Узнав, что я изменил ей, она в тот же миг собралась и уехала. Никогда бы не подумал, что ей хватит независимости. Выходит, я изменил ей, а мне изменила интуиция.
Я на год ушел в запой. Бывало, что я напивался едва за полдень и, если не шел потом к Камилле, засыпал прямо в ресторане, на полу в дальнем углу кухни. Сотрудникам приходилось отвозить меня домой. Я не мог поверить, что моя Фабьена любит теперь другого. И не абы кого – здоровяка Шарля. Хотел бы я сказать, что он чурбан и ему до меня далеко. Так ведь нет, он и правда мужик хороший.
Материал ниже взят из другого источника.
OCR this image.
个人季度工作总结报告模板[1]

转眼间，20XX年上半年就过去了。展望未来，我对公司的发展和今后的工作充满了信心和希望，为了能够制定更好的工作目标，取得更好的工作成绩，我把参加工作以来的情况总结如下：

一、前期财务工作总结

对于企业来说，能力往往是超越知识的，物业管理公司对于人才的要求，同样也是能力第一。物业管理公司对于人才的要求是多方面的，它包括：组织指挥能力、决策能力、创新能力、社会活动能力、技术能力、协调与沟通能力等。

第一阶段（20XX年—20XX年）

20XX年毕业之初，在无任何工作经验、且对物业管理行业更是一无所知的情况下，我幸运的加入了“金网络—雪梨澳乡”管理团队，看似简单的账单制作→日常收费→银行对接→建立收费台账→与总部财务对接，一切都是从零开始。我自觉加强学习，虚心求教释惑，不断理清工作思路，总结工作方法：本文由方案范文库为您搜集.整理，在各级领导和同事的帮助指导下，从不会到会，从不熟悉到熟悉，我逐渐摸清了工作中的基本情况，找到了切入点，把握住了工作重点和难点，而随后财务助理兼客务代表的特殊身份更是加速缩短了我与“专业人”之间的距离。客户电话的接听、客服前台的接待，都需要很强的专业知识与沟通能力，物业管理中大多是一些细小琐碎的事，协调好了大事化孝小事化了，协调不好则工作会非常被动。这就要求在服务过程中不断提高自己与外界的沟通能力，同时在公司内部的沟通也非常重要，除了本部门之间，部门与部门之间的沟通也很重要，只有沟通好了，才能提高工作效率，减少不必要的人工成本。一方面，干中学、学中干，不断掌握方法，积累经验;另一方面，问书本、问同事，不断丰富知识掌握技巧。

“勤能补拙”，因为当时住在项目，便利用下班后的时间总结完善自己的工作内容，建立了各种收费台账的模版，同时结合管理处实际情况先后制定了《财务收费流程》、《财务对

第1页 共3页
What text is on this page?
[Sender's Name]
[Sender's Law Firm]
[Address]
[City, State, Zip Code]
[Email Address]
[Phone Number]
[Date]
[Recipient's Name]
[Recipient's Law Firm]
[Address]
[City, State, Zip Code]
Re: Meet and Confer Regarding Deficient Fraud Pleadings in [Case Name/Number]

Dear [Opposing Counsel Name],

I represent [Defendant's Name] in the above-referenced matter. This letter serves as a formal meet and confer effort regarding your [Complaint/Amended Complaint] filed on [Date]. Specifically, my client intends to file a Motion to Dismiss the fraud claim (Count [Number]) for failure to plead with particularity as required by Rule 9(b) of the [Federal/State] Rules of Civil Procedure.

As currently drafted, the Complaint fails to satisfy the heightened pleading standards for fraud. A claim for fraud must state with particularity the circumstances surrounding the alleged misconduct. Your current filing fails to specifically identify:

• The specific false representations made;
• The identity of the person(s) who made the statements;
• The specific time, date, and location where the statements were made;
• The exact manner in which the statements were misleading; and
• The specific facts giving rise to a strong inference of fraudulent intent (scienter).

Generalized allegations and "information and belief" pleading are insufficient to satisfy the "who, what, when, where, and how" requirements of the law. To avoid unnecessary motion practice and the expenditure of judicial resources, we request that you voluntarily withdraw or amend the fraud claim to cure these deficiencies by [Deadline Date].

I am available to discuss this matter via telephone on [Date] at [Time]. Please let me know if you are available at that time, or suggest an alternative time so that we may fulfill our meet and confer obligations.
Со временем я надоел Камилле, а она – мне. Я ее тоже никогда не любил. Когда Фабьена вошла в дверь моего ресторана – с мокрыми от дождя волосами, в распахнутом пальто и шарфе неимоверной длины и пестроты, – я бы все на свете отдал за то, чтобы она присела за дальний столик и заказала клаб-сэндвич. Тогда бы я понял, что она хочет все начать сначала. И положил бы ей в сэндвич побольше бекона. Я не пожалел бы времени, чтобы снова завоевать ее доверие.
Когда-то мне даже нравилось, что моя сестра, Анна, дружит с Фабьеной. А теперь меня это только бесит. Все уши мне прожужжала рассказами о том, как же славно живется Фабьене на берегу реки.
Одно только утешает: что до Сент-Огюст-сюр-Мер далеко. Вот живи она, как раньше, в Дэмоне – это было бы другое дело. Вот тогда бы я точно не выдержал и всерьез постарался бы выпросить у нее прощение.
Большая просьба
Слова Лии доносились будто из далекой галактики. Я слышала звуки, но не понимала, что они значат. Я смотрела в окно ее кабинета, размышляя, что в такой день неплохо бы выйти на улицу и посадить у пациентов под окнами саженцы.
– Фабьена! Ты поняла, что я сказала?
– И да и нет. И вообще, я этого не хочу.
– Это ведь большая честь.
– То есть я должна буду сидеть с ним до самой?..
– Таково его желание.
– Да я же его не знаю!
– И что такого?
Я встала и заходила кругами по кабинету. Ну почему я? Мог бы выбрать и Лию, я же видела, что она чуть не лопается от зависти. Смарт хотел, чтобы в каждую свою смену я сидела с ним. Целую смену. От одной мысли мне делалось тоскливо. Я взяла пачку жевательной резинки, валявшуюся на столе.